Search code examples
encodingmarkdownxslt-2.0saxonxpath-2.0

Encoding of input file for XSLT 2.0 function unparsed-text()


Let's say I have this file.md encoded in UTF-8 (.md means it's markdown format)

Hello world
This text is encoded in UTF-8.

Then I approach it using function unparsed-text('file.md', 'UTF-8'). That works like a charm.

Problem shows up when (let's say) I use one of my native language (Czech) specific character, for example this file2.md:

Hello world
This character "š" is read like "sh" in english.  

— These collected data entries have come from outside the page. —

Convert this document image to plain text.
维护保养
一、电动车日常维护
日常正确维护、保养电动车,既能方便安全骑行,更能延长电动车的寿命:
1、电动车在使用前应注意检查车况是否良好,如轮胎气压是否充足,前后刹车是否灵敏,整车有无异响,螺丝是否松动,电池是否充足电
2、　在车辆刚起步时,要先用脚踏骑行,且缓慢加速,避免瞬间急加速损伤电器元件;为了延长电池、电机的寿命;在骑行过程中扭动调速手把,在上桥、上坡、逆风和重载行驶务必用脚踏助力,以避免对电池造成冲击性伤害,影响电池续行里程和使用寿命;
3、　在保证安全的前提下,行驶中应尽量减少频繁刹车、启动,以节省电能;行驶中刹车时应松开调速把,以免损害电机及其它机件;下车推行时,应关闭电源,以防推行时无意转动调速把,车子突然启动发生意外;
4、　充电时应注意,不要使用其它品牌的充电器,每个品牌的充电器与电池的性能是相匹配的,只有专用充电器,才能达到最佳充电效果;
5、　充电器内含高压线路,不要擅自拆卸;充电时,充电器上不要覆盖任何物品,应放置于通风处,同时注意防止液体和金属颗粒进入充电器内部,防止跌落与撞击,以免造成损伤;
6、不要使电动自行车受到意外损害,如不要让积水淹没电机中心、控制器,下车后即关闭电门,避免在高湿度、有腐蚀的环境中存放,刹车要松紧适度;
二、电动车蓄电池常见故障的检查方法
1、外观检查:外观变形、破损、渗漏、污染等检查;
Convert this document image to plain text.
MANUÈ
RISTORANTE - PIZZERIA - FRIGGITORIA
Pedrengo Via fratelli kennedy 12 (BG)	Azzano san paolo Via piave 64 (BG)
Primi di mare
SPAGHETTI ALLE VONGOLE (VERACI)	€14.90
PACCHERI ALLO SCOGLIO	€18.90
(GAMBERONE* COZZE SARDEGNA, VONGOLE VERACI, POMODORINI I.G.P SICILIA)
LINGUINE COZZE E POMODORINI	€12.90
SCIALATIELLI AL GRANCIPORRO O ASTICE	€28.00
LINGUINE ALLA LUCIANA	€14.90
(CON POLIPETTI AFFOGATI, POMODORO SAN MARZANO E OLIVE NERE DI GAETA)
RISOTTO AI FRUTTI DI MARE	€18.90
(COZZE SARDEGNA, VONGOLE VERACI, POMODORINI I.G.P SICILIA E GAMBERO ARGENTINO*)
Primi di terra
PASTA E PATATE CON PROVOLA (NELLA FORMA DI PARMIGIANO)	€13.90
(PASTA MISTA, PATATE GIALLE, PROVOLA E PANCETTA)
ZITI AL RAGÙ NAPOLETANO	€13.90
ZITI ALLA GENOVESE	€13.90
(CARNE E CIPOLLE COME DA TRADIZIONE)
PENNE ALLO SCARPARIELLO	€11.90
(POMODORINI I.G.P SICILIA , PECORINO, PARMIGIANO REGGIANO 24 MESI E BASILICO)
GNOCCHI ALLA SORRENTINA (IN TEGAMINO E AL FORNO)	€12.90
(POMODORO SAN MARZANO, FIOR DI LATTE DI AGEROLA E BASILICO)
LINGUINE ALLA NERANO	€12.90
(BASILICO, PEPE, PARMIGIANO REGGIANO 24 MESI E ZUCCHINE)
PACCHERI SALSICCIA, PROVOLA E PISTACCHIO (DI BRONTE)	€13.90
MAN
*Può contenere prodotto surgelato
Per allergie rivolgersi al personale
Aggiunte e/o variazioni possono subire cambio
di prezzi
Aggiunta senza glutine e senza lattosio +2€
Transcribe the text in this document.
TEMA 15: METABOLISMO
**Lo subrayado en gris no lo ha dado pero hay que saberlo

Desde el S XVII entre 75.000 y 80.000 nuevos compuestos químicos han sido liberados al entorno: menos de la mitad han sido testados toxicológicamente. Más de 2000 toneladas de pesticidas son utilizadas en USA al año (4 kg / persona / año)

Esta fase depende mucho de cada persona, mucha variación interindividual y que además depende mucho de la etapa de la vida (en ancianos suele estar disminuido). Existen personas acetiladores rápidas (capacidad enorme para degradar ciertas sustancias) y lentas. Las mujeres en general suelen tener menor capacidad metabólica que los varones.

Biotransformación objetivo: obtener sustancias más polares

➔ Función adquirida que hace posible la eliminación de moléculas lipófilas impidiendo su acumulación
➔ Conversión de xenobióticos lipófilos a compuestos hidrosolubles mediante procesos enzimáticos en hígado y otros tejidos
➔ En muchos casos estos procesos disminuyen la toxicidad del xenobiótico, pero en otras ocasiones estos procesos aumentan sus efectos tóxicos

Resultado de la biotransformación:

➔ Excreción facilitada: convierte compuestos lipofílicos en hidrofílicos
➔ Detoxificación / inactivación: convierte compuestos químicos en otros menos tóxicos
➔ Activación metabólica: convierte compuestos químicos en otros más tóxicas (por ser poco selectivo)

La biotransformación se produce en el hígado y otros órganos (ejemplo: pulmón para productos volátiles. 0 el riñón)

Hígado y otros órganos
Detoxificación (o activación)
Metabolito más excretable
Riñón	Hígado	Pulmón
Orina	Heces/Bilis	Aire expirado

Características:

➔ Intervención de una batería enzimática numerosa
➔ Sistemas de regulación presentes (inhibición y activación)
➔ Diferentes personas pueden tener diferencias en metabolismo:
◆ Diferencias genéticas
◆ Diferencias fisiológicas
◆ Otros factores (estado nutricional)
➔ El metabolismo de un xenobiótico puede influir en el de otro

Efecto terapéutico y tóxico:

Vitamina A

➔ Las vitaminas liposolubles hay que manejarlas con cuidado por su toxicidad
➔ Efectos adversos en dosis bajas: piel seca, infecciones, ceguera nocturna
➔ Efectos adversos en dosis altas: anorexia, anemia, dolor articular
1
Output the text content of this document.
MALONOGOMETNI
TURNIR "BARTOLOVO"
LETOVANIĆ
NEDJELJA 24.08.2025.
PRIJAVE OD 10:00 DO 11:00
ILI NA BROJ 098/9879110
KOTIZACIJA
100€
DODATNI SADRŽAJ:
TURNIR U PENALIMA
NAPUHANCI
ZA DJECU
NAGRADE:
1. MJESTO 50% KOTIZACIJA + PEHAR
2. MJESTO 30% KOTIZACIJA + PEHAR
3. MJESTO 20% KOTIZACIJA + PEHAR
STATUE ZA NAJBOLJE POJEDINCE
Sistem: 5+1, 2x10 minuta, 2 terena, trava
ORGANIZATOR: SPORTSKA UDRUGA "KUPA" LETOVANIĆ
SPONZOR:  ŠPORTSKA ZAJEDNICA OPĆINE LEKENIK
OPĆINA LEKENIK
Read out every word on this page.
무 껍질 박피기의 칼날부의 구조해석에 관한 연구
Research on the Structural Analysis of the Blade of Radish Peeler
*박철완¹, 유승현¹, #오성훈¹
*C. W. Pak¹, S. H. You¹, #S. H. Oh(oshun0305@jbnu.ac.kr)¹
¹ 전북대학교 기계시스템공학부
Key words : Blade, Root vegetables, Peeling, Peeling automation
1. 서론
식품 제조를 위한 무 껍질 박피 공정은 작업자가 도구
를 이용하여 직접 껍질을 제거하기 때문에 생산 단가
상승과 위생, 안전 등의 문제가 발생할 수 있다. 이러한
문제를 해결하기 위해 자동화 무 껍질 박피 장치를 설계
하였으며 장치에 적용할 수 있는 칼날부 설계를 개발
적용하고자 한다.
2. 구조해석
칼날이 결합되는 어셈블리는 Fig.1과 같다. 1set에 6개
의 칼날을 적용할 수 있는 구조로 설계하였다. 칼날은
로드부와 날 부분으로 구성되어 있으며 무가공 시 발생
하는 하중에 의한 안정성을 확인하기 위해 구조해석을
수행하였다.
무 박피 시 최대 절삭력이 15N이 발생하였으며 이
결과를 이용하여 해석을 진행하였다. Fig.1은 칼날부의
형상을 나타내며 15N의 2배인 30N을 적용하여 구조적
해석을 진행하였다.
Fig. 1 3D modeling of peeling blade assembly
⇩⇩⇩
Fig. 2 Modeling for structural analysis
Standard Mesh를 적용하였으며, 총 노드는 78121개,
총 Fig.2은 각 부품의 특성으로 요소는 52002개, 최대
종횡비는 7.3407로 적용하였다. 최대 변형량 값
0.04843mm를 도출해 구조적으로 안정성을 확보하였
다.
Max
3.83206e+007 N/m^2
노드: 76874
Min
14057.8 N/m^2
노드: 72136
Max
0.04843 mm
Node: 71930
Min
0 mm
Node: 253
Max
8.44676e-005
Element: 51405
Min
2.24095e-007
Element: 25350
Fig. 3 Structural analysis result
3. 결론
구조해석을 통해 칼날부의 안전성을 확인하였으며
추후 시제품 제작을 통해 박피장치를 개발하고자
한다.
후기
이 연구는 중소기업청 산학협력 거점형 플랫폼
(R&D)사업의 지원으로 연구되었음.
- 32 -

Using same encoding parameter in unparsed-text() I get error:

XTDE1200: Failed to read input file file:/C:/file2.md (java.nio.charset.MalformedInputException): Input length = 1

file2.md has same encoding UTF-8 as file.md, czech characters are in this charset, yet XSLT processor doesn't accept it. If I change encoding parameter to windows-1250 ie. unparsed-text('file2.md', 'windows-1250') it works nicely.

So question is, why I get this error? Does it relate to the fact that input file is with extension .md (.txt works). Is there way around it? I really want to be able to use same encoding in my xsl stylesheet as supplied input file has.

Thanks for answers.


Solution

  • As Martin says, the evidence you have provided suggests that the file is encoded in Windows-1252, and that unparsed-text('file.md', 'utf-8') is therefore right to reject it.